Арман Шпинель де Лорм ал-Фрайби. Скондия
Билкис как-то однажды – перед свадьбой своей лучшей воспитанницы – поведала мне притчу о столбовой и проселочной дорогах.
Грунтовые и щебеночные проселки вьются так, как уминает их неспешная нога путника, что вовсе не думает лететь во весь опор и напролом, но ищет подошвой твердого пути, чтобы глина не расползалась под босой ногой, песчаные ямы не затягивали мягкого кожаного поршня, камешки не летели в стороны под тяжелым сапогом всадника или некованым копытом его жеребца, что шел под ним рысью или за ним же в поводу. Трава избегала на них участи быть вытоптанной и перебиралась на самую обочину, свешивая зеленые пряди под ноги идущему. Кустарник окаймлял берега пыльной реки, маня отдыхом в своей прозрачной тени. Могучие деревья подступали к обоим краям – ягодники и грибные поляны выбегали вперед, слегка поддразнивая пешехода, непуганые звери выходили на опушку.
Но человек все более делался помешан на скорости. Изобретши повозку и карету, он начал спрямлять пути, отягощать их гладкими каменными плитами, посыпа́ть каменной крошкой и кусками плавких нефтяных смол. Грохот стал отпугивать лесных жителей, едкие испарения губили зелень, и в довершение всему лесные тени и тенета отступили в стороны и уже не задерживали жаркого солнца и губительных ветров.

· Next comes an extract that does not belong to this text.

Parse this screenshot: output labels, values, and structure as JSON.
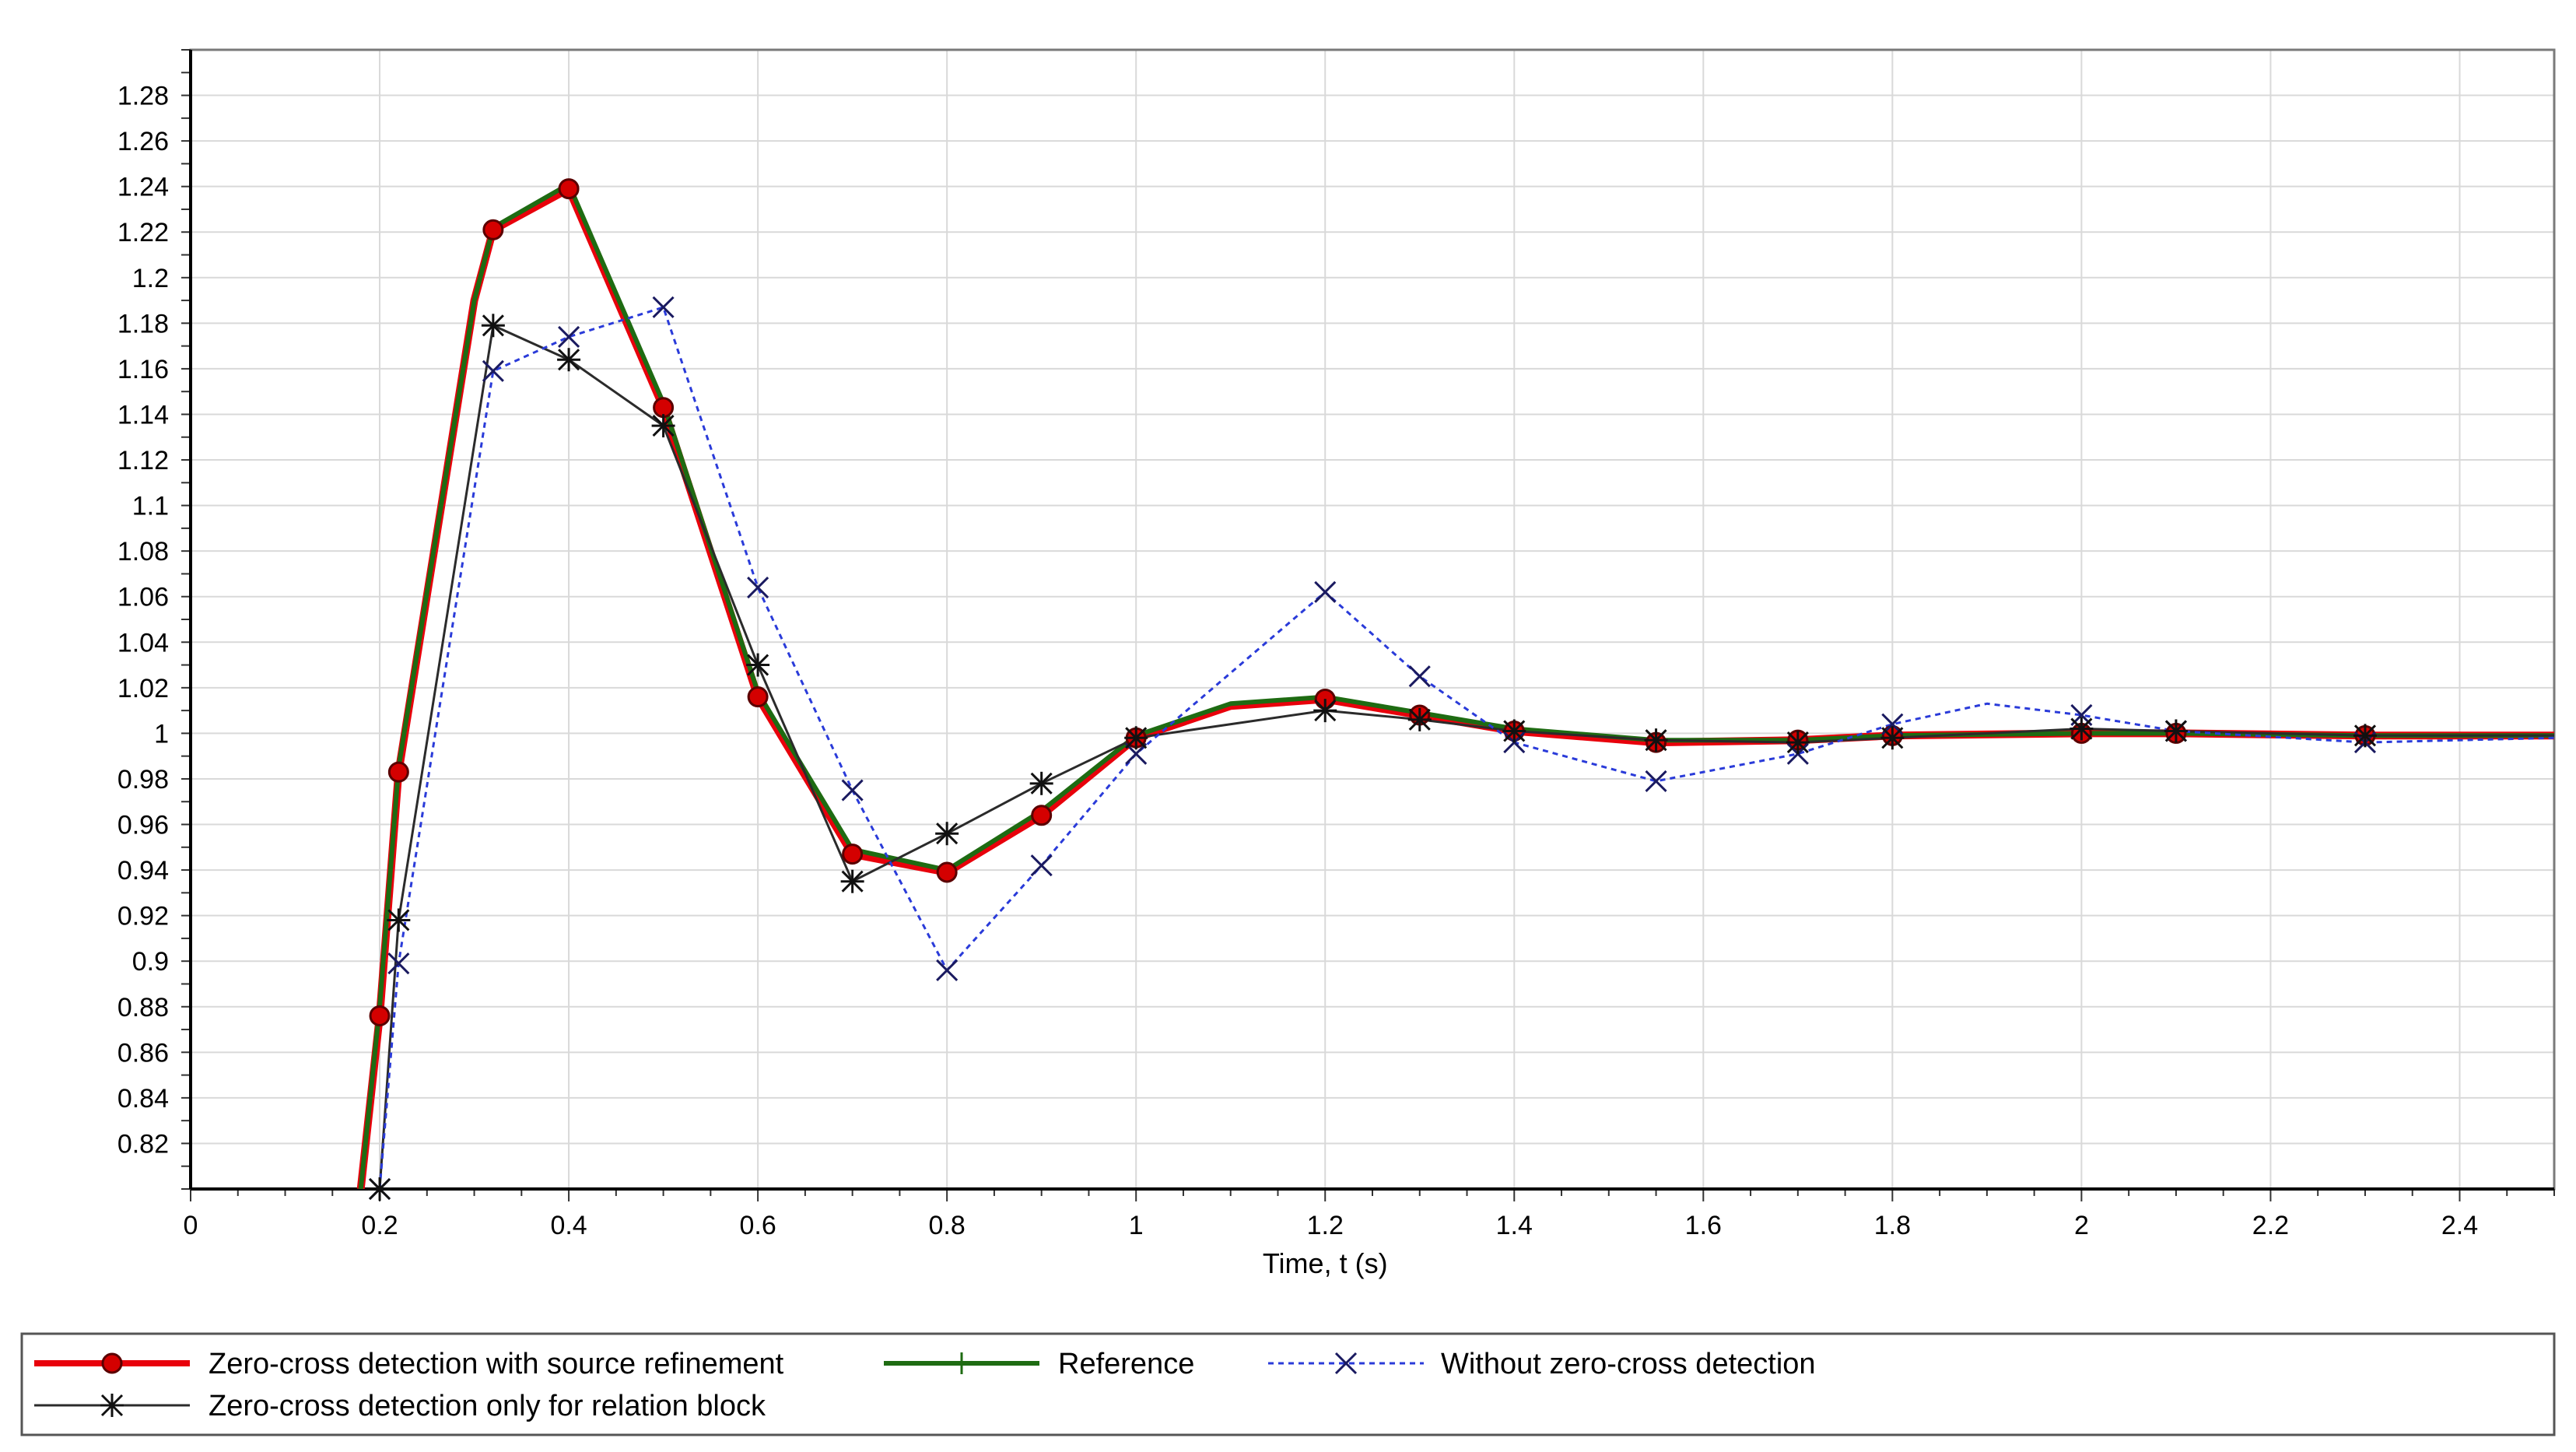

Но самое удивительное – новые дороги, такие, казалось бы, прочные и неколебимые, гибли куда скорее прежних. Земля не держала их тяжести и проседала по краям, упрямые корни вырастали посередине, расширяя щели меж камнями и взламывая сам камень, и в глуби новых путей как бы проявлялись очертания старых.
– Дело обстояло просто, – говорила Билкис (или Билитис), прерывая сама себя. – Пешие люди невольно выбирали те места, где грунт был более жестким и где под ним не протекали подземные течения. У природы было время указать человеку на должное и отделить его от недолжного. Только вот он тороплив – услышит чужое, внешнее слово и думает, что оно сошло прямо с небес. Нет чтобы прислушаться к своему нутру!
Ибо, продолжала ее легенда или притча, нет ничего вернее тех законов, что скрыты внутри земли, как нет ничего правильнее чувств, что прорываются изнутри человека, стремясь воплотиться в его внешнем. Они не дурны и не пагубны – они есть. Добро и зло суть лишь отражения борьбы человека с ними.
Беседы, подобные этой и ей предшествующие, которые делались все более длительными и странными по содержанию, велись не прямо со мной – я лишь на них присутствовал; учили мою Бахиру. И не в моем домашнем убежище – его я поневоле посещал от случая к случаю. Но в моей теперешней резиденции – дворце Амира Амиров.
Здесь надобно отвлечься, чтобы пояснить тот смысл, какой в Скон-Дархане приобрело понятие «дворец».